This one applies to Boost.RegEx, too, but I'll ask you: Why have both regex_match() and regex_search() when the latter can behave like the former by adding two anchors?
This is true. I'm following the lead of the regex std proposal here, but I've never felt comfortable with regex_match, to be honest. A common noobie mistake is to use regex_match instead of regex_search. Perl, for instance, doesn't distinguish between "search" and "match" operations, and "search" is the default. What makes it worse is that in Perl circles, the semantic equivalent of regex_search is called /matching/, hence the disconnect. Not sure what to do. Perhaps John could comment.
If I remember correctly the original terminology was inherited from the GNU regex package, and later got refined as a result of user feedback. But Eric's correct it is a major source of confusion *for those migrating from Perl*. The aim was that the code should be quite explicit about what it's doing: a programmer that sees regex_match would know that the code is looking to match all of the text and not just some part of it.
Why does the regex_token_iterator<> ctor use a magic number like -1 to indicate behavior rather than a named value? (I just clicked through to the reference and see that it takes a regex_constants::match_flag_type, but http://boost-sandbox.sourceforge.net/libs/xpressive/doc/html/xpressive/examp... shows passing -1 -- with an explanatory comment -- instead. This leads to confusion.)
Again, I'm just following the standard here, but providing a named constant would be a nice addition. The -1 is an optional 4th parameter, and the match_flag_type is an optional 5th parameter -- so there should be no confusion.
The -1 means "the thing before 0" and 0 is the whole of what matched, so -1 is the string before the bit that matched. Well that's the logic anyway.
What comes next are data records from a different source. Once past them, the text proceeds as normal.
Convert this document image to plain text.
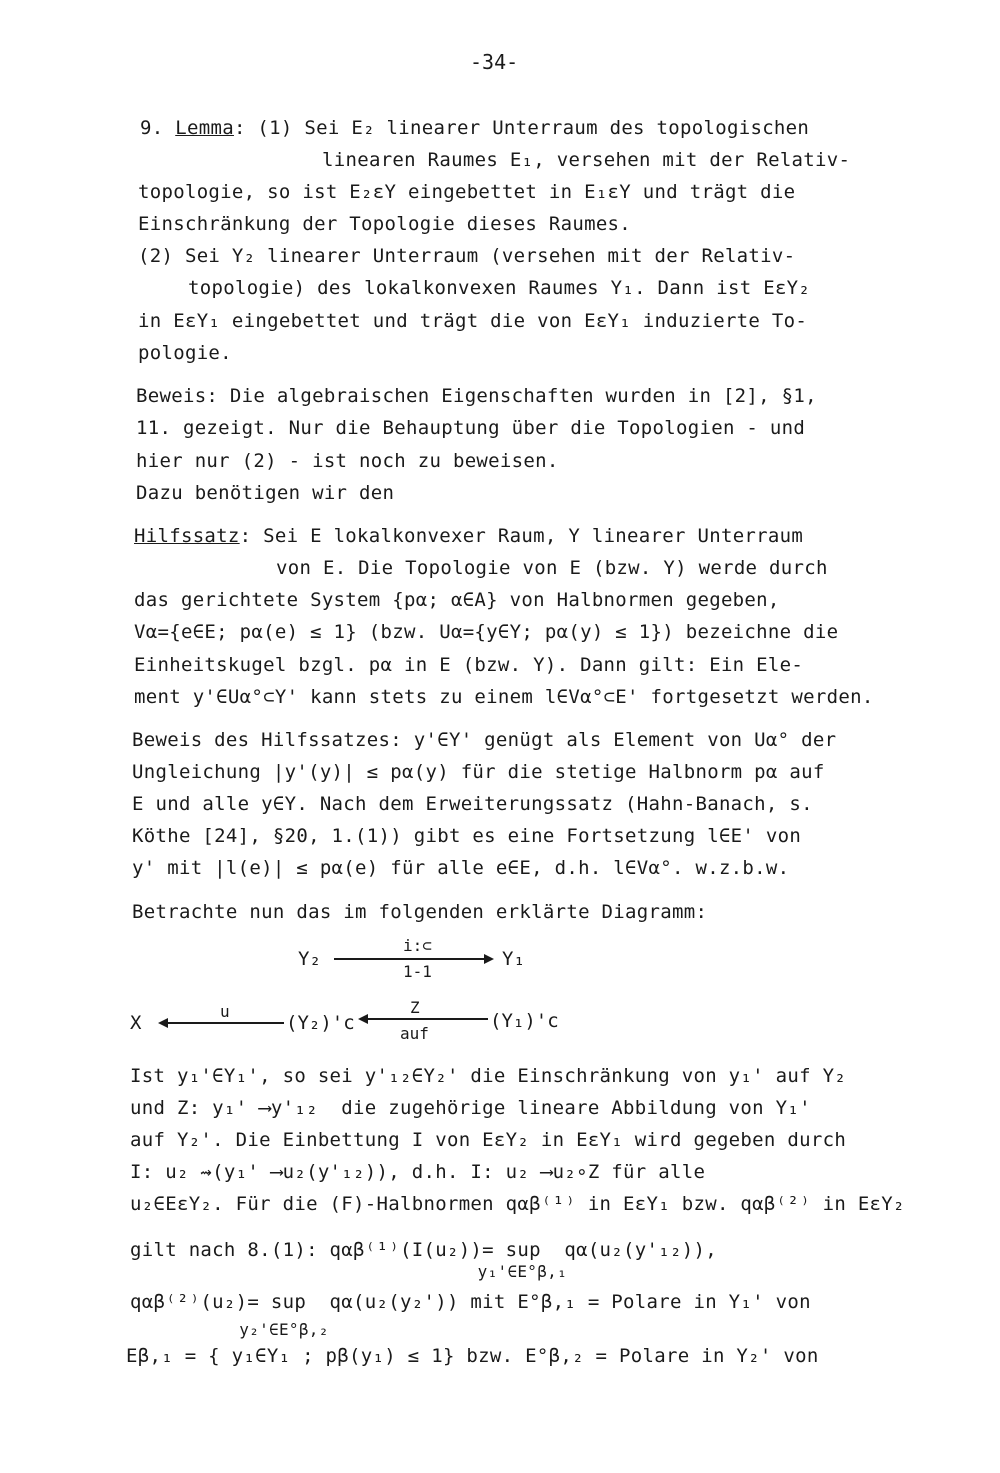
-34-
9. Lemma: (1) Sei E₂ linearer Unterraum des topologischen
linearen Raumes E₁, versehen mit der Relativ-
topologie, so ist E₂εY eingebettet in E₁εY und trägt die
Einschränkung der Topologie dieses Raumes.
(2) Sei Y₂ linearer Unterraum (versehen mit der Relativ-
topologie) des lokalkonvexen Raumes Y₁. Dann ist EεY₂
in EεY₁ eingebettet und trägt die von EεY₁ induzierte To-
pologie.
Beweis: Die algebraischen Eigenschaften wurden in [2], §1,
11. gezeigt. Nur die Behauptung über die Topologien - und
hier nur (2) - ist noch zu beweisen.
Dazu benötigen wir den
Hilfssatz: Sei E lokalkonvexer Raum, Y linearer Unterraum
von E. Die Topologie von E (bzw. Y) werde durch
das gerichtete System {pα; α∈A} von Halbnormen gegeben,
Vα={e∈E; pα(e) ≤ 1} (bzw. Uα={y∈Y; pα(y) ≤ 1}) bezeichne die
Einheitskugel bzgl. pα in E (bzw. Y). Dann gilt: Ein Ele-
ment y'∈Uα°⊂Y' kann stets zu einem l∈Vα°⊂E' fortgesetzt werden.
Beweis des Hilfssatzes: y'∈Y' genügt als Element von Uα° der
Ungleichung |y'(y)| ≤ pα(y) für die stetige Halbnorm pα auf
E und alle y∈Y. Nach dem Erweiterungssatz (Hahn-Banach, s.
Köthe [24], §20, 1.(1)) gibt es eine Fortsetzung l∈E' von
y' mit |l(e)| ≤ pα(e) für alle e∈E, d.h. l∈Vα°. w.z.b.w.
Betrachte nun das im folgenden erklärte Diagramm:
Y₂
i:⊂
1-1
Y₁
X
u
(Y₂)'c
Z
auf
(Y₁)'c
Ist y₁'∈Y₁', so sei y'₁₂∈Y₂' die Einschränkung von y₁' auf Y₂
und Z: y₁' ⟶y'₁₂  die zugehörige lineare Abbildung von Y₁'
auf Y₂'. Die Einbettung I von EεY₂ in EεY₁ wird gegeben durch
I: u₂ ⇝(y₁' ⟶u₂(y'₁₂)), d.h. I: u₂ ⟶u₂∘Z für alle
u₂∈EεY₂. Für die (F)-Halbnormen qαβ⁽¹⁾ in EεY₁ bzw. qαβ⁽²⁾ in EεY₂
gilt nach 8.(1): qαβ⁽¹⁾(I(u₂))= sup  qα(u₂(y'₁₂)),
y₁'∈E°β,₁
qαβ⁽²⁾(u₂)= sup  qα(u₂(y₂')) mit E°β,₁ = Polare in Y₁' von
y₂'∈E°β,₂
Eβ,₁ = { y₁∈Y₁ ; pβ(y₁) ≤ 1} bzw. E°β,₂ = Polare in Y₂' von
Doesn't seem to have caused any confusion in practice, but there's no harm in adding a named constant.
The regex std proposal has match flags match_not_bol and match_not_eol, so I'm reusing this terminology. Boost.Regex also has match_not_bob for "beginning of buffer". This is not proposed for standardization, and I don't think the term "buffer" is appropriate anyway. You like "input" but I prefer "sequence". I dislike "input" becauase it might suggest to people that input iterators are acceptable to the regex algorithms, where as a bidirectional sequence is what is required.
Historically, those terms (or very similar) are used by GNU regex and the BSD (Henry Spencer) packages. Renaming them would probably start a bicycle-shed style discussion I guess. Good names are hard, especially if the answer isn't immediately obvious! HTH, John.